4. The arterial supply is the inferior
rectal artery, a branch of the internal pudendal artery. The venous drainage is
by the inferior rectal vein, a tributary of the internal pudendal vein, which
drains into the internal iliac vein.
5. The lymph drainage is downward to the
medial group of superficial inguinal nodes.
The
pectinate line indicates the level where the upper half of the anal
canal joins the lower half.
Muscle
Coat- As in the upper
parts of the intestinal tract, it is divided into an outer longitudinal and an
inner circular layer of smooth muscle.
Anal Sphincters
The
anal canal has two sphincters-
·
internal
sphincter- involuntary
·
external
sphincter- voluntary
The
internal sphincter is formed from a thickening of the smooth muscle of
the circular coat at the upper end of the anal canal. The internal sphincter is
enclosed by a sheath of striped muscle that forms the voluntary external sphincter.
The external sphincter can be
divided into three parts:
1. A subcutaneous part,
which encircles the lower end of the anal canal and has no bony attachments
2. A superficial part, which
is attached to the coccyx behind and the perineal body in front
3. A deep part, which
encircles the upper end of the anal canal and has no bony attachments.
The puborectalis fibers of the
two levatores ani muscles blend with the deep part of the external sphincter.
The puborectalis fibers of the two sides form a sling, which is attached in
front to the pubic bones and passes around the junction of the rectum and the
anal canal, pulling the two forward at an acute angle.
The longitudinal smooth muscle of the
anal canal is continuous above with that of the rectum. It forms a continuous coat
around the anal canal and descends in the interval between the internal and
external anal sphincters.
Some of the longitudinal fibers are
attached to the mucous membrane of the anal canal, whereas others pass
laterally into the ischiorectal fossa or are attached to the perianal skin.

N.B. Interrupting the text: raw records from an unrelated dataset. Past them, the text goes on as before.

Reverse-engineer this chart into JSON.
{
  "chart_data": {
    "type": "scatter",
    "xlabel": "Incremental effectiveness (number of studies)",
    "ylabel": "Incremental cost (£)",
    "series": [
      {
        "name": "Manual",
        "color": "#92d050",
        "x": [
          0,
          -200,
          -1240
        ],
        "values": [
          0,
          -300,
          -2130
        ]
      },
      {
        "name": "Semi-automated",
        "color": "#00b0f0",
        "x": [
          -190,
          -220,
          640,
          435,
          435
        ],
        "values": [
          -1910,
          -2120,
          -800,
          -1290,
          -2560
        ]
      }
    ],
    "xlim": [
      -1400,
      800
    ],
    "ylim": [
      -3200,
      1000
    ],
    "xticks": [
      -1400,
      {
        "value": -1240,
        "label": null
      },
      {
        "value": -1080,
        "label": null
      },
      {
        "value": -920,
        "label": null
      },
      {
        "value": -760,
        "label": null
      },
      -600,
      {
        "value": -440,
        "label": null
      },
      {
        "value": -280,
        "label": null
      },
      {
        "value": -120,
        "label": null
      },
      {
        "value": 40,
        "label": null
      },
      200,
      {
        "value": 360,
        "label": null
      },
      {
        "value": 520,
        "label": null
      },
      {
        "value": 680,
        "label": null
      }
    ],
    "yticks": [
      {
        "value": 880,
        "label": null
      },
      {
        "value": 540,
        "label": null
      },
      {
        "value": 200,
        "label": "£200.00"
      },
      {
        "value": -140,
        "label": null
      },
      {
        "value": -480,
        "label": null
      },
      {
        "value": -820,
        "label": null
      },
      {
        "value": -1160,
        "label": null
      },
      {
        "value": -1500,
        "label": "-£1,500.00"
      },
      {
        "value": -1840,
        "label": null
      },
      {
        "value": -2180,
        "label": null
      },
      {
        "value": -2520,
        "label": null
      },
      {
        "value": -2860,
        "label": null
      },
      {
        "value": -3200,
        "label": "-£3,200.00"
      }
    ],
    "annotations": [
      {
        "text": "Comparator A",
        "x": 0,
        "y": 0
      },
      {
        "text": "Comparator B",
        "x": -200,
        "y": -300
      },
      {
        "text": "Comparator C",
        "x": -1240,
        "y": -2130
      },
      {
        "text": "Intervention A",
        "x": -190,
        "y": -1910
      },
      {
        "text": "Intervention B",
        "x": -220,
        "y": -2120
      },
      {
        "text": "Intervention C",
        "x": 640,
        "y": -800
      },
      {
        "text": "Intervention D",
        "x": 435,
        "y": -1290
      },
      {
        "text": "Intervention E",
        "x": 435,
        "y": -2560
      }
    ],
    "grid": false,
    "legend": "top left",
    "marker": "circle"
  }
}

At the junction of the rectum and anal
canal, the internal sphincter, the deep part of the external sphincter and the
puborectalis muscles form a distinct ring, called the anorectal ring, which
can be felt on rectal examination.
Blood Supply
Arteries-
The
superior artery supplies the upper half and the inferior artery supplies the
lower half.
Veins-
The
upper half is drained by the superior rectal vein into the inferior mesenteric
vein, and the lower half is drained by the inferior rectal vein into the
internal pudendal vein.
Nerve Supply-The
mucous membrane of the upper half is sensitive to stretch and is innervated by
sensory fibers that ascend through the hypogastric plexuses. The lower half is
sensitive to pain, temperature, touch, and pressure and is innervated by the
inferior rectal nerves.
The involuntary internal sphincter is
supplied by sympathetic fibers from the inferior hypogastric plexuses. The
voluntary external sphincter is supplied by the inferior rectal nerve, a branch
of the pudendal nerve and the perineal branch of the fourth sacral nerve.